На это Седрик не нашелся с ответом. Он попытался представить Геста в роли отца — и не смог. Дети и едкий юмор не сочетаются друг с другом. Изящество и вопящие младенцы? Надменная усмешка и пятилетка, дарящий папочке цветок? Седрика передернуло от одной мысли. Элис права, медленно признал он. Может, Гест и хочет ребенка, и нуждается в нем для продолжения рода. Но Геста в роли отца не нужно ни одному ребенку. И ни один ребенок такого не заслуживает.
Элис смахнула с покрасневших щек слезы.
— Что ж. Я не вижу выхода из своего затруднительного положения. Я обещала быть ему женой, делить с ним ложе, родить ему ребенка, если смогу. Я дала слово. Да, это была скверная сделка, но что мне делать? Подняться вверх по реке и исчезнуть навсегда?
В ее вопросе угадывалась едва ли не надежда, как будто Седрик мог одобрить подобную дикую фантазию.
— Это невозможно! — невольно вырвалось у него.
Элис ведь не могла знать, что он отвечает и на собственный вопрос. Седрик хотел сбежать почти так же сильно, как и она. Но в Дождевых чащобах им не место. Как бы непросто им ни жилось дома, здесь они чужие. Пусть он часто говорил себе, что не может вернуться, Седрик отчетливо сознавал, что не может и остаться здесь.
Элис понурилась, глядя в пол, почти как если бы потеряла там что-то. Когда она снова подняла на него взгляд, на ее обветренных щеках полыхал темный румянец.
— Я заходила к тебе в каюту, пока тебя не было. Когда задумывалась о том, что ты мог утонуть и мы никогда больше не увидимся. Мне было так стыдно, что я плохо о тебе заботилась.
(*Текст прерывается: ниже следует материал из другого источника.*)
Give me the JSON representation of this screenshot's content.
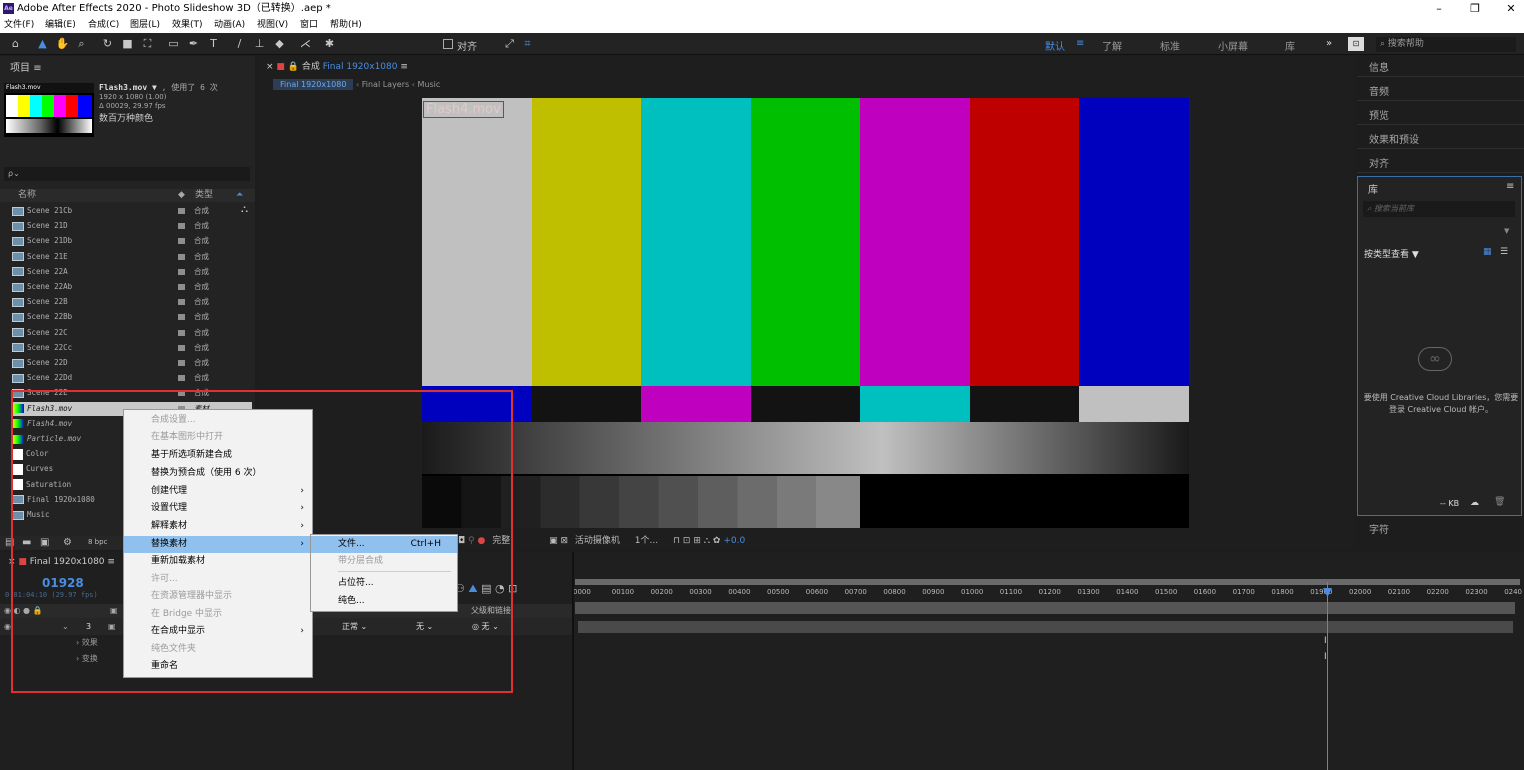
{
  "window": {
    "title": "Adobe After Effects 2020 - Photo Slideshow 3D（已转换）.aep *",
    "app_icon": "Ae",
    "minimize": "–",
    "restore": "❐",
    "close": "✕"
  },
  "menu": [
    "文件(F)",
    "编辑(E)",
    "合成(C)",
    "图层(L)",
    "效果(T)",
    "动画(A)",
    "视图(V)",
    "窗口",
    "帮助(H)"
  ],
  "toolbar": {
    "align_label": "对齐",
    "workspaces": [
      "默认",
      "了解",
      "标准",
      "小屏幕",
      "库"
    ],
    "active_workspace": "默认",
    "overflow": "»",
    "search_placeholder": "搜索帮助"
  },
  "project": {
    "title": "项目",
    "menu_icon": "≡",
    "footage_name": "Flash3.mov",
    "thumb_label": "Flash3.mov",
    "usage": ", 使用了 6 次",
    "dims": "1920 x 1080 (1.00)",
    "duration": "Δ 00029, 29.97 fps",
    "colors": "数百万种颜色",
    "search_icon": "ρ⌄",
    "col_name": "名称",
    "col_type": "类型",
    "bpc": "8 bpc",
    "items": [
      {
        "name": "Scene 21Cb",
        "type": "合成",
        "icon": "comp"
      },
      {
        "name": "Scene 21D",
        "type": "合成",
        "icon": "comp"
      },
      {
        "name": "Scene 21Db",
        "type": "合成",
        "icon": "comp"
      },
      {
        "name": "Scene 21E",
        "type": "合成",
        "icon": "comp"
      },
      {
        "name": "Scene 22A",
        "type": "合成",
        "icon": "comp"
      },
      {
        "name": "Scene 22Ab",
        "type": "合成",
        "icon": "comp"
      },
      {
        "name": "Scene 22B",
        "type": "合成",
        "icon": "comp"
      },
      {
        "name": "Scene 22Bb",
        "type": "合成",
        "icon": "comp"
      },
      {
        "name": "Scene 22C",
        "type": "合成",
        "icon": "comp"
      },
      {
        "name": "Scene 22Cc",
        "type": "合成",
        "icon": "comp"
      },
      {
        "name": "Scene 22D",
        "type": "合成",
        "icon": "comp"
      },
      {
        "name": "Scene 22Dd",
        "type": "合成",
        "icon": "comp"
      },
      {
        "name": "Scene 22E",
        "type": "合成",
        "icon": "comp"
      },
      {
        "name": "Flash3.mov",
        "type": "素材",
        "icon": "footage"
      },
      {
        "name": "Flash4.mov",
        "type": "",
        "icon": "footage"
      },
      {
        "name": "Particle.mov",
        "type": "",
        "icon": "footage"
      },
      {
        "name": "Color",
        "type": "",
        "icon": "solid"
      },
      {
        "name": "Curves",
        "type": "",
        "icon": "solid"
      },
      {
        "name": "Saturation",
        "type": "",
        "icon": "solid"
      },
      {
        "name": "Final 1920x1080",
        "type": "",
        "icon": "comp"
      },
      {
        "name": "Music",
        "type": "",
        "icon": "comp"
      }
    ]
  },
  "comp": {
    "tab_label": "合成",
    "tab_name": "Final 1920x1080",
    "breadcrumbs": [
      "Final 1920x1080",
      "Final Layers",
      "Music"
    ],
    "layer_label": "Flash4.mov",
    "quality": "完整",
    "camera": "活动摄像机",
    "views": "1个...",
    "exposure": "+0.0"
  },
  "right_panels": [
    "信息",
    "音频",
    "预览",
    "效果和预设",
    "对齐"
  ],
  "library": {
    "title": "库",
    "search_placeholder": "搜索当前库",
    "view_by": "按类型查看",
    "message": "要使用 Creative Cloud Libraries，您需要登录 Creative Cloud 帐户。",
    "size": "-- KB",
    "more_panels": [
      "字符"
    ]
  },
  "timeline": {
    "tab": "Final 1920x1080",
    "timecode": "01928",
    "fps": "0:01:04:10 (29.97 fps)",
    "col_parent": "父级和链接",
    "layer_num": "3",
    "mode": "正常",
    "trkmat": "无",
    "parent": "无",
    "sub_rows": [
      "效果",
      "变换"
    ],
    "ticks": [
      "0000",
      "00100",
      "00200",
      "00300",
      "00400",
      "00500",
      "00600",
      "00700",
      "00800",
      "00900",
      "01000",
      "01100",
      "01200",
      "01300",
      "01400",
      "01500",
      "01600",
      "01700",
      "01800",
      "01900",
      "02000",
      "02100",
      "02200",
      "02300",
      "0240"
    ]
  },
  "context_menu": [
    {
      "label": "合成设置...",
      "disabled": true
    },
    {
      "label": "在基本图形中打开",
      "disabled": true
    },
    {
      "label": "基于所选项新建合成",
      "disabled": false
    },
    {
      "label": "替换为预合成（使用 6 次）",
      "disabled": false
    },
    {
      "label": "创建代理",
      "disabled": false,
      "arrow": true
    },
    {
      "label": "设置代理",
      "disabled": false,
      "arrow": true
    },
    {
      "label": "解释素材",
      "disabled": false,
      "arrow": true
    },
    {
      "label": "替换素材",
      "disabled": false,
      "arrow": true,
      "highlighted": true
    },
    {
      "label": "重新加载素材",
      "disabled": false
    },
    {
      "label": "许可...",
      "disabled": true
    },
    {
      "label": "在资源管理器中显示",
      "disabled": true
    },
    {
      "label": "在 Bridge 中显示",
      "disabled": true
    },
    {
      "label": "在合成中显示",
      "disabled": false,
      "arrow": true
    },
    {
      "label": "纯色文件夹",
      "disabled": true
    },
    {
      "label": "重命名",
      "disabled": false
    }
  ],
  "submenu": [
    {
      "label": "文件...",
      "shortcut": "Ctrl+H",
      "highlighted": true
    },
    {
      "label": "带分层合成",
      "disabled": true
    },
    {
      "label": "占位符...",
      "disabled": false
    },
    {
      "label": "纯色...",
      "disabled": false
    }
  ],
  "colors": {
    "highlight_box": "#e03030",
    "accent": "#4a8de0",
    "bars_top": [
      "#c0c0c0",
      "#bfbf00",
      "#00bfbf",
      "#00bf00",
      "#bf00bf",
      "#bf0000",
      "#0000bf"
    ]
  }
}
Я представляла себе сотни жутких вещей, которые могли с тобой случиться, как ты погиб или лежишь где-нибудь раненый, страдающий и одинокий.
Ее взгляд блуждал по лицу Седрика, задерживаясь на синяках.
— Так что я прибралась у тебя и постирала одежду, решив, что если ты вернешься, то поймешь, как я переживала. И вот, когда я перестилала постель и… что это?
Седрик страшился того, что собиралась сказать ему Элис. Она явно нашла потайное отделение и пузырьки с кровью и чешуей. Но его застало врасплох потрясение на ее лице. Она придвинулась ближе, подняла руку. Седрик отпрянул, но она все равно коснулась его щеки. Ее пальцы скользнули по скуле, проследили линию нижней челюсти. Элис никогда еще не трогала его так и тем более не смотрела на него с таким ужасом.
— Смилуйся над нами, Са! — тихо ахнула она. — Седрик. На тебе растет чешуя.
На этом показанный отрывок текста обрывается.